Home / News / Gubernur Jakarta Pramono Paparkan Filosofi Komunikasi Publik: Siap Dikritik, Dekat Warga

Gubernur Jakarta Pramono Paparkan Filosofi Komunikasi Publik: Siap Dikritik, Dekat Warga

BANDUNG, 26 September 2025 – Gubernur DKI Jakarta, Pramono, menegaskan komitmennya terhadap gaya komunikasi yang terbuka dan responsif dalam kuliah umumnya di salah satu perguruan tinggi di Jawa Barat baru-baru ini. Dalam kesempatan tersebut, Pramono secara gamblang memaparkan filosofi kepemimpinannya yang menolak sikap antikritik dan selalu membuka diri terhadap berbagai masukan dari seluruh lapisan masyarakat.

Pernyataan ini muncul di tengah diskursus publik yang semakin menuntut transparansi dan akuntabilitas dari para pemimpin daerah. Kehadiran Pramono di Jawa Barat tidak hanya menjadi ajang berbagi pengalaman dalam mengelola ibukota yang kompleks, tetapi juga sebagai platform untuk mengadvokasi pentingnya jembatan komunikasi yang kokoh antara pemerintah dan warganya.

Membangun Jembatan Komunikasi dengan Warga

Dalam sesi kuliah umum yang dihadiri oleh ratusan mahasiswa, akademisi, dan praktisi pemerintahan tersebut, Pramono menyoroti bahwa di era digital saat ini, jarak antara pemimpin dan rakyat harus semakin terkikis. Ia menekankan bahwa kritik bukanlah ancaman, melainkan instrumen vital untuk perbaikan dan inovasi kebijakan publik. Menurutnya, sebuah pemerintahan yang efektif adalah pemerintahan yang mau mendengarkan dan mampu beradaptasi.

Sebagai pemimpin sebuah kota metropolitan seperti Jakarta, saya menyadari betul bahwa setiap kebijakan akan selalu bersentuhan langsung dengan kehidupan jutaan warganya. Oleh karena itu, masukan, bahkan kritik sekalipun, adalah aset berharga. Tidak ada kebijakan yang sempurna tanpa partisipasi aktif dari masyarakat, ujar Pramono di hadapan peserta kuliah umum.

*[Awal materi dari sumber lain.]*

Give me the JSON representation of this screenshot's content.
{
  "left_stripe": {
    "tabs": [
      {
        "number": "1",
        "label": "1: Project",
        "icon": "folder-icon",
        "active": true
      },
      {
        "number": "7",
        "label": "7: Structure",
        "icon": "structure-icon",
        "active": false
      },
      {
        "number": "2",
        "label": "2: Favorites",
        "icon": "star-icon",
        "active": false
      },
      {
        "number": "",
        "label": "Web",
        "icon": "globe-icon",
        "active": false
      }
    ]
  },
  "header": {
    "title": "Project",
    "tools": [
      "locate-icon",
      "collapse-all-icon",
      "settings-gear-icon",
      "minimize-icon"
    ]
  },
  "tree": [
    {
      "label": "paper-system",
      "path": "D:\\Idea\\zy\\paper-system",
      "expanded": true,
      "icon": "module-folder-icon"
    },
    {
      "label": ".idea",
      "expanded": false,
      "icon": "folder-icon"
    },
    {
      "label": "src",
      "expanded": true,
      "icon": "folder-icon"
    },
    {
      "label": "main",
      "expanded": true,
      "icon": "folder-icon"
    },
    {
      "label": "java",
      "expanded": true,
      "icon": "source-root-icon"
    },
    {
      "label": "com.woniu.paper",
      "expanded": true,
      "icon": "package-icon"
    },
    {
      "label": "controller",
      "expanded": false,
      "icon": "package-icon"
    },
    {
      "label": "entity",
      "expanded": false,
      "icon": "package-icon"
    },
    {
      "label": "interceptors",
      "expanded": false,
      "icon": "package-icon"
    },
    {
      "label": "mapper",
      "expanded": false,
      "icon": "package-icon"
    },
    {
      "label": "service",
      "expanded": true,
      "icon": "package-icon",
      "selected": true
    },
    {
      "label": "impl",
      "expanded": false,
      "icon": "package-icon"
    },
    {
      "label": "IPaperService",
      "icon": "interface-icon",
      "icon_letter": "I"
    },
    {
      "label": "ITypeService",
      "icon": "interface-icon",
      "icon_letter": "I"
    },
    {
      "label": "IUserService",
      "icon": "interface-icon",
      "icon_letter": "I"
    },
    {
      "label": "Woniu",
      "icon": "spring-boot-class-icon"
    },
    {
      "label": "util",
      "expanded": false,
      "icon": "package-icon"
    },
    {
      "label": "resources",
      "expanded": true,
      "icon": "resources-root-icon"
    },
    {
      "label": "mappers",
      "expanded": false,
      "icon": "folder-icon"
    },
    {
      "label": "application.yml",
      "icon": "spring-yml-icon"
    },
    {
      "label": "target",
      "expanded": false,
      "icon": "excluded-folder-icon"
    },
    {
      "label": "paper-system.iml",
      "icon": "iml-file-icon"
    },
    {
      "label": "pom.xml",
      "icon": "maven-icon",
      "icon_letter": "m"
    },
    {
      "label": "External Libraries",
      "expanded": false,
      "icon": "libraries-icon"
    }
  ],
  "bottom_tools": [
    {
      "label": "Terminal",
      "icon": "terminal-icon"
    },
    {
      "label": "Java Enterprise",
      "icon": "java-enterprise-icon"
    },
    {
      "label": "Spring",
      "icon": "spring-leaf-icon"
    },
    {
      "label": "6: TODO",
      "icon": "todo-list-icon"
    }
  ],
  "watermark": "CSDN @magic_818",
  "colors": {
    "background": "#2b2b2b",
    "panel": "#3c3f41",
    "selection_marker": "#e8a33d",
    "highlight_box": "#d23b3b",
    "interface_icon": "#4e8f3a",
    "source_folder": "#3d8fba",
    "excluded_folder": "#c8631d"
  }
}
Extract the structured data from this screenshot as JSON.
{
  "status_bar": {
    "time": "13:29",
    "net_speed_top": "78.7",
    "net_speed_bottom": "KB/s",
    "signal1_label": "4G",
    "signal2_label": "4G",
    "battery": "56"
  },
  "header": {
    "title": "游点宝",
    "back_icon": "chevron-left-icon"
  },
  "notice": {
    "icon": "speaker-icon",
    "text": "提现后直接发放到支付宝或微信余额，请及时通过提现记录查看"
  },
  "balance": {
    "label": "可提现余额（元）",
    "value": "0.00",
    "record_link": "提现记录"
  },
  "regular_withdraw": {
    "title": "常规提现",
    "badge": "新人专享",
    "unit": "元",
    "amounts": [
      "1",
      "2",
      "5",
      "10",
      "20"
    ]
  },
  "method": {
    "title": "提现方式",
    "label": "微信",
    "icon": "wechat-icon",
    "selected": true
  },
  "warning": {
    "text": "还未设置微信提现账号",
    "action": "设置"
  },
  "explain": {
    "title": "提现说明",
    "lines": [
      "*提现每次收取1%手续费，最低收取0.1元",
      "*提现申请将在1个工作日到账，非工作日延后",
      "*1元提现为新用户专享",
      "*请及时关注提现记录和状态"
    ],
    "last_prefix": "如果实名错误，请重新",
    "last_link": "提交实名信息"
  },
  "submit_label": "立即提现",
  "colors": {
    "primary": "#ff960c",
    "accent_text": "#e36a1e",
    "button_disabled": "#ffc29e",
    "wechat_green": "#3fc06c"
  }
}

Pramono lantas menjelaskan bahwa ia secara aktif mendorong berbagai kanal komunikasi dua arah, mulai dari platform pengaduan daring, media sosial, hingga pertemuan tatap muka langsung dengan warga di berbagai kesempatan. Pendekatan ini, menurutnya, memastikan bahwa suara warga tidak hanya didengar, tetapi juga dipertimbangkan dalam setiap pengambilan keputusan strategis.

Resep Tata Kelola Adaptif dan Akuntabel

Lebih lanjut, Gubernur Pramono memaparkan bahwa budaya “tidak antikritik” ini menjadi resep utama dalam membangun tata kelola pemerintahan yang adaptif dan akuntabel. Ia mencontohkan bagaimana beberapa kebijakan di Jakarta telah mengalami penyesuaian signifikan setelah mendapatkan masukan dan evaluasi kritis dari masyarakat maupun pakar. Proses ini membuktikan bahwa keterbukaan merupakan fondasi penting dalam menciptakan kebijakan yang lebih inklusif dan berkelanjutan.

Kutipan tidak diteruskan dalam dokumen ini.